In early November of 2007, I was bow hunting at my Uncle Horace Allen Spees (HA) farm in Graves County Kentucky. It was a cold evening hunt, and I had been seeing several nice bucks on his farm. I always enjoyed hunting on HA farm because I got to visit with him and see lots of deer. HA was one of three of my mom’s older brother, who had moved to the old Barker family farm in the late 1960’s. All of his nephews and nieces called him “Uncle Horsie”, because he always had and raised horses. I went in and chatted with Uncle Horsie before going hunting on his property, he had about 75 acres in his farm. And then headed off to one of my stands on the edge of a thicket, where I had seen several nice bucks in the last week. The rut was in full swing, and the cooler temperatures had the bucks on their feet in daylight hours.

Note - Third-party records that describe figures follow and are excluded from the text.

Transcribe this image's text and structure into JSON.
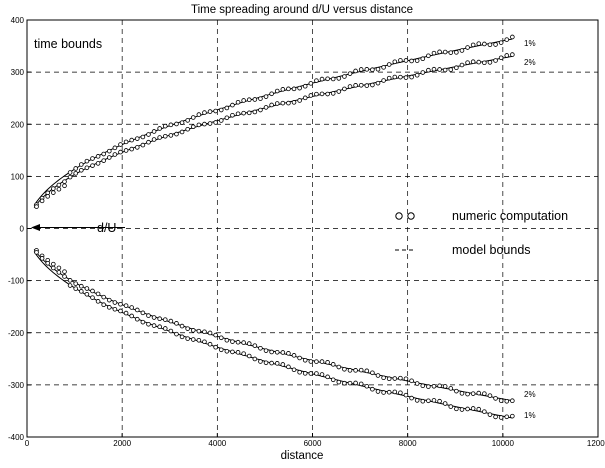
{
  "chart_data": {
    "type": "line",
    "title": "Time spreading around d/U versus distance",
    "xlabel": "distance",
    "ylabel": "",
    "xlim": [
      0,
      12000
    ],
    "ylim": [
      -400,
      400
    ],
    "xticks": [
      0,
      2000,
      4000,
      6000,
      8000,
      10000,
      12000
    ],
    "yticks": [
      -400,
      -300,
      -200,
      -100,
      0,
      100,
      200,
      300,
      400
    ],
    "grid": true,
    "grid_style": "dashed",
    "annotations": {
      "corner_label": "time bounds",
      "arrow_label": "d/U",
      "curve_labels": [
        {
          "text": "1%",
          "series": "upper 1%"
        },
        {
          "text": "2%",
          "series": "upper 2%"
        },
        {
          "text": "2%",
          "series": "lower 2%"
        },
        {
          "text": "1%",
          "series": "lower 1%"
        }
      ]
    },
    "legend": {
      "placement": "right-middle",
      "entries": [
        {
          "marker": "o o",
          "label": "numeric computation"
        },
        {
          "marker": "---",
          "label": "model bounds"
        }
      ]
    },
    "model_curves": [
      {
        "id": "upper 1%",
        "coef": 3.6,
        "sign": 1
      },
      {
        "id": "upper 2%",
        "coef": 3.27,
        "sign": 1
      },
      {
        "id": "lower 2%",
        "coef": 3.27,
        "sign": -1
      },
      {
        "id": "lower 1%",
        "coef": 3.6,
        "sign": -1
      }
    ],
    "model_x_range": [
      150,
      10200
    ],
    "numeric_x_range": [
      200,
      10200
    ],
    "numeric_points_per_series": 86,
    "series_note_color": "#000000"
  }
}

I settled into my stand and got myself ready to fling some arrow from my Hoyt bow, I just need the deer to cooperate. After a couple of hours, I finally saw movement in the thicket, but I couldn’t tell if it was buck or doe. Then suddenly a doe came busting out of the thicket with a spike buck hot on her trail, then they disappeared as they headed north. Only a couple of minuets later another deer came out of the thicket on the same trail, he was an eight pointer. He paused briefly at thirty yards and then head north as the other deer had done; he was following the scent trail of the doe. I could not get a shot, but things were heating up. Three or four minuets later a third buck popped out of the thicket and he was on the same trail, he paused a took a few steps in my direction. He was at twenty-five yards standing broadside, when I sunk an arrow into his chest. He bolted and turned south, disappearing into the thicket. I was shaking from the adrenaline rush I had just received, and my heart was about to beat out of my chest, what a buck! I finally calmed down, then a fourth buck came out of the thicket on the same trail, he was the largest of the all. He disappeared in the woods to the north just as the others had done. Wow, four bucks within fifteen minutes. I waited another fifteen minutes, which seemed like an hour. It was starting to get dark when I climbed down and started looking of the deer. I found my arrow and a blood trail, but the blood was beginning to be hard to find and it was dark now. So, I opted to mark my spot and return in the morning, there is always a danger that coyotes could find him first.
It was a long night, with all kinds of thought ran through my head, like was it a good shot or did I just wound him. I was not sure if he was an eight, a nine, or a ten pointer. He only made it fifty yards from where I shot him, and he was a nine pointer and he weighted one hundred forty-three pounds. He was my biggest bow kill to date.